PLAYA DEL CARMEN (EFE).—Multiple myeloma, a hematological cancer for which more than two decades ago patients were given a life expectancy of two to three years, now has an average of eight years, and some even have a survival rate of 15 or 16 years longer, said hematologist David Gómez Almaguer in an interview.
“There is already a small percentage (of patients) who can be cured. It was considered incurable, that is no longer the case, but certainly few patients are cured, between 10% and 15%. So there has been a lot of progress. Life expectancy has quadrupled,” explained Gómez during the eleventh edition of the Amgen Medical Excellence Summit (CEMA 2024) held in the Mexican Caribbean.
However, the president of the Mexican Society of Cellular Therapy and Bone Marrow Transplants also explained that survival from this plasma cell cancer occurs when treatments are received “in a timely manner.”
“This is not easy in many circumstances due to the economic and political health situation in the country (Mexico),” he stressed following describing public spending on health as low and “inefficient.”
For the specialist, investment in education, diagnostic capacity and treatments for multiple myeloma is essential, since, according to the World Health Organization (WHO), there are regarding 5,000 Mexicans living with this type of cancer and regarding 2,500 new cases are diagnosed each year.
“A good treatment solves many problems, it eliminates consultations, relapses, suffering in the economic and human aspect,” said the specialist, emphasizing that at the moment there are “impressive advances” in the medications to treat this condition, but the problem continues to be “its high cost.” Therefore, he insisted on the importance of investing in “good treatments” for oncological pathologies such as multiple myeloma that are not very “popular” and cannot be prevented, only diagnosed early because “their origin is unknown.”
According to the WHO, multiple myeloma rarely affects people under 30 years of age, as 90% of cases are in patients over 50 years of age, so one of the most obvious risk factors for this cancer is advanced age.
Speaking regarding a possible evolution of this disease, Gómez offered a scenario in which by 2050 the population pyramid in Mexico will begin to widen, meaning there will be fewer young people and more older people.
“These older people are going to have more illness, more cancer.

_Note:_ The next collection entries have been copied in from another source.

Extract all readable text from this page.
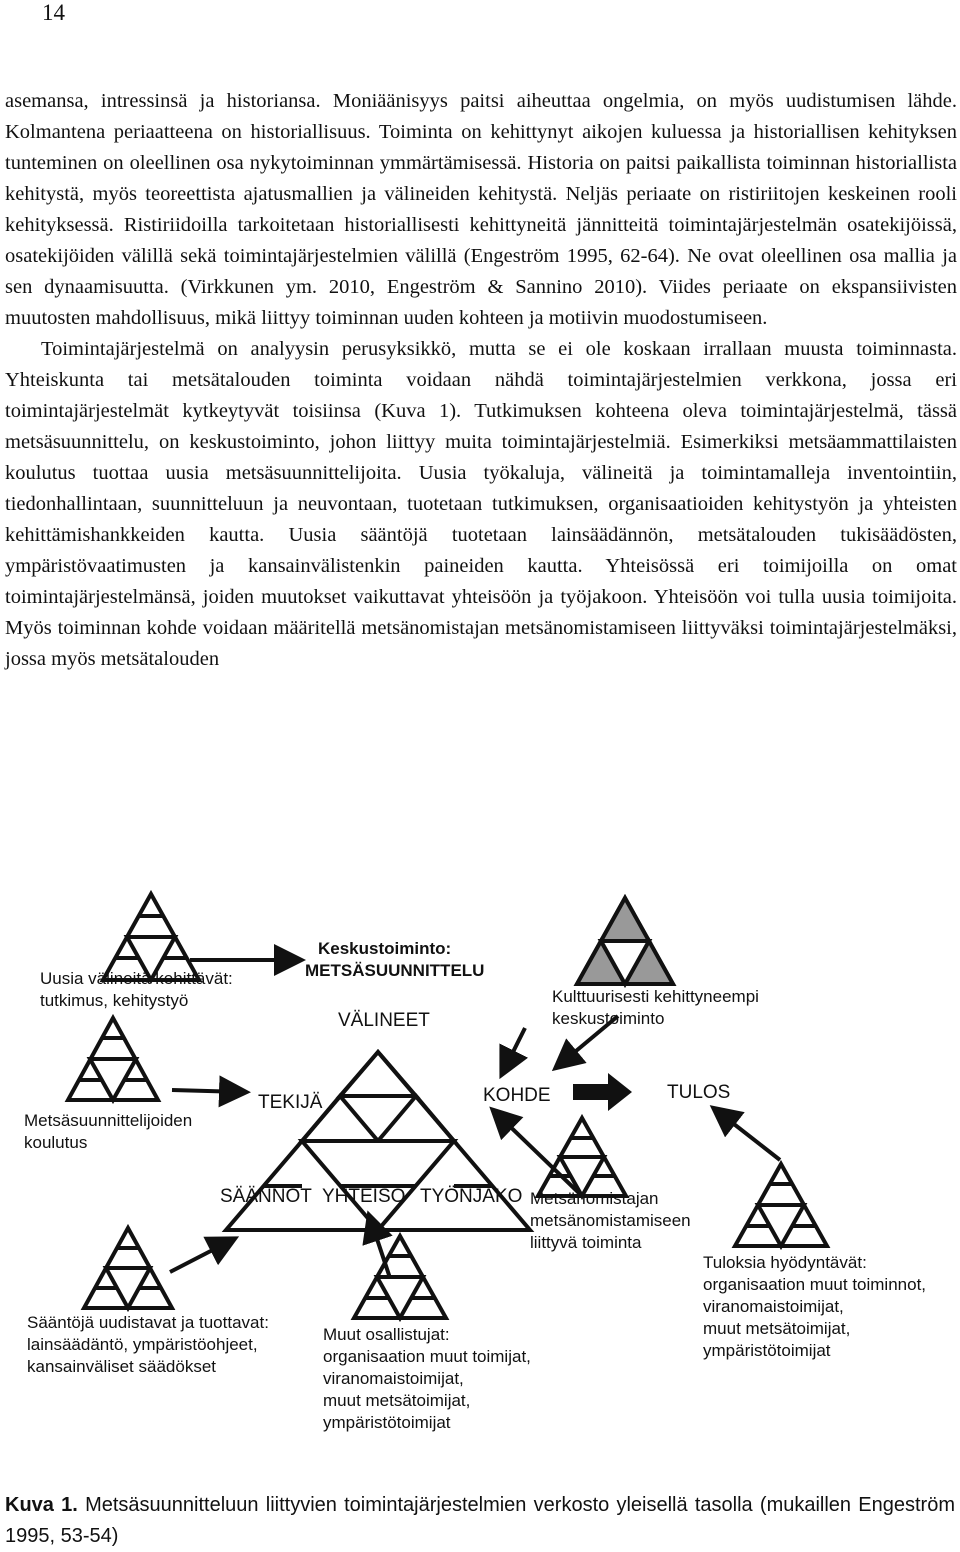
14

asemansa, intressinsä ja historiansa. Moniäänisyys paitsi aiheuttaa ongelmia, on myös uudistumisen lähde. Kolmantena periaatteena on historiallisuus. Toiminta on kehittynyt aikojen kuluessa ja historiallisen kehityksen tunteminen on oleellinen osa nykytoiminnan ymmärtämisessä. Historia on paitsi paikallista toiminnan historiallista kehitystä, myös teoreettista ajatusmallien ja välineiden kehitystä. Neljäs periaate on ristiriitojen keskeinen rooli kehityksessä. Ristiriidoilla tarkoitetaan historiallisesti kehittyneitä jännitteitä toimintajärjestelmän osatekijöissä, osatekijöiden välillä sekä toimintajärjestelmien välillä (Engeström 1995, 62-64). Ne ovat oleellinen osa mallia ja sen dynaamisuutta. (Virkkunen ym. 2010, Engeström & Sannino 2010). Viides periaate on ekspansiivisten muutosten mahdollisuus, mikä liittyy toiminnan uuden kohteen ja motiivin muodostumiseen.

Toimintajärjestelmä on analyysin perusyksikkö, mutta se ei ole koskaan irrallaan muusta toiminnasta. Yhteiskunta tai metsätalouden toiminta voidaan nähdä toimintajärjestelmien verkkona, jossa eri toimintajärjestelmät kytkeytyvät toisiinsa (Kuva 1). Tutkimuksen kohteena oleva toimintajärjestelmä, tässä metsäsuunnittelu, on keskustoiminto, johon liittyy muita toimintajärjestelmiä. Esimerkiksi metsäammattilaisten koulutus tuottaa uusia metsäsuunnittelijoita. Uusia työkaluja, välineitä ja toimintamalleja inventointiin, tiedonhallintaan, suunnitteluun ja neuvontaan, tuotetaan tutkimuksen, organisaatioiden kehitystyön ja yhteisten kehittämishankkeiden kautta. Uusia sääntöjä tuotetaan lainsäädännön, metsätalouden tukisäädösten, ympäristövaatimusten ja kansainvälistenkin paineiden kautta. Yhteisössä eri toimijoilla on omat toimintajärjestelmänsä, joiden muutokset vaikuttavat yhteisöön ja työjakoon. Yhteisöön voi tulla uusia toimijoita. Myös toiminnan kohde voidaan määritellä metsänomistajan metsänomistamiseen liittyväksi toimintajärjestelmäksi, jossa myös metsätalouden

Keskustoiminto:
METSÄSUUNNITTELU
Uusia välineitä kehittävät:
tutkimus, kehitystyö	Kulttuurisesti kehittyneempi
keskustoiminto
VÄLINEET
TEKIJÄ	KOHDE	TULOS
Metsäsuunnittelijoiden
koulutus
SÄÄNNÖT YHTEISÖ TYÖNJAKO Metsänomistajan
metsänomistamiseen
liittyvä toiminta
Tuloksia hyödyntävät:
organisaation muut toiminnot,
viranomaistoimijat,
muut metsätoimijat,
ympäristötoimijat
Sääntöjä uudistavat ja tuottavat:
lainsäädäntö, ympäristöohjeet,
kansainväliset säädökset
Muut osallistujat:
organisaation muut toimijat,
viranomaistoimijat,
muut metsätoimijat,
ympäristötoimijat
Kuva 1. Metsäsuunnitteluun liittyvien toimintajärjestelmien verkosto yleisellä tasolla (mukaillen Engeström 1995, 53-54)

We are seeing more and more older people with myeloma because there are more and more older people,” he stressed.
Facing this reality is not an easy task, and to do so, the expert pointed out the need for more hematologists in Mexico, but with training that allows them to have access to “modern diagnostics and tools.”

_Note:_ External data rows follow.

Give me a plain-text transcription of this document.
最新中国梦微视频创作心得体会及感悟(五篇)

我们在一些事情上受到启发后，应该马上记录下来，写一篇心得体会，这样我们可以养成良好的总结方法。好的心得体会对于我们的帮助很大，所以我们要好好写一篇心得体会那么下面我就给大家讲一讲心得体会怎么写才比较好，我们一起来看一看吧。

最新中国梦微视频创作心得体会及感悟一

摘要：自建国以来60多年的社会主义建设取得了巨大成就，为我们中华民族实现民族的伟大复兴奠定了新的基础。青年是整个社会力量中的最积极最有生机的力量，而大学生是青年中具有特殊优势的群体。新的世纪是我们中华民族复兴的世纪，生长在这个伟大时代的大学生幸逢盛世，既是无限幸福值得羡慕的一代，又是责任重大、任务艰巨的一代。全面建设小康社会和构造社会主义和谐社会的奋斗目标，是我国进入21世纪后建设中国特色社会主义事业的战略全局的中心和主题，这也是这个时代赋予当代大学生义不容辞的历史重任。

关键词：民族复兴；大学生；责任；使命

“A doctor who is faced with an accident and sees an injured person and has nothing to work with is not going to be very different from the person who is next to him applying pressure to a wound,” he admitted, adding that at the very least in Mexico there should be one hematologist for every 100,000 inhabitants.
He also pointed out that the biggest health problem in Mexico is “overweight and obesity” because this will have repercussions in many situations in the future, including cancer.
“It is very difficult to treat someone with cancer and obesity than to treat someone who is not obese, and in multiple myeloma it is the same case because of mobility, fractures, and the doses of medicine increase with weight, so it is a problem,” he warns.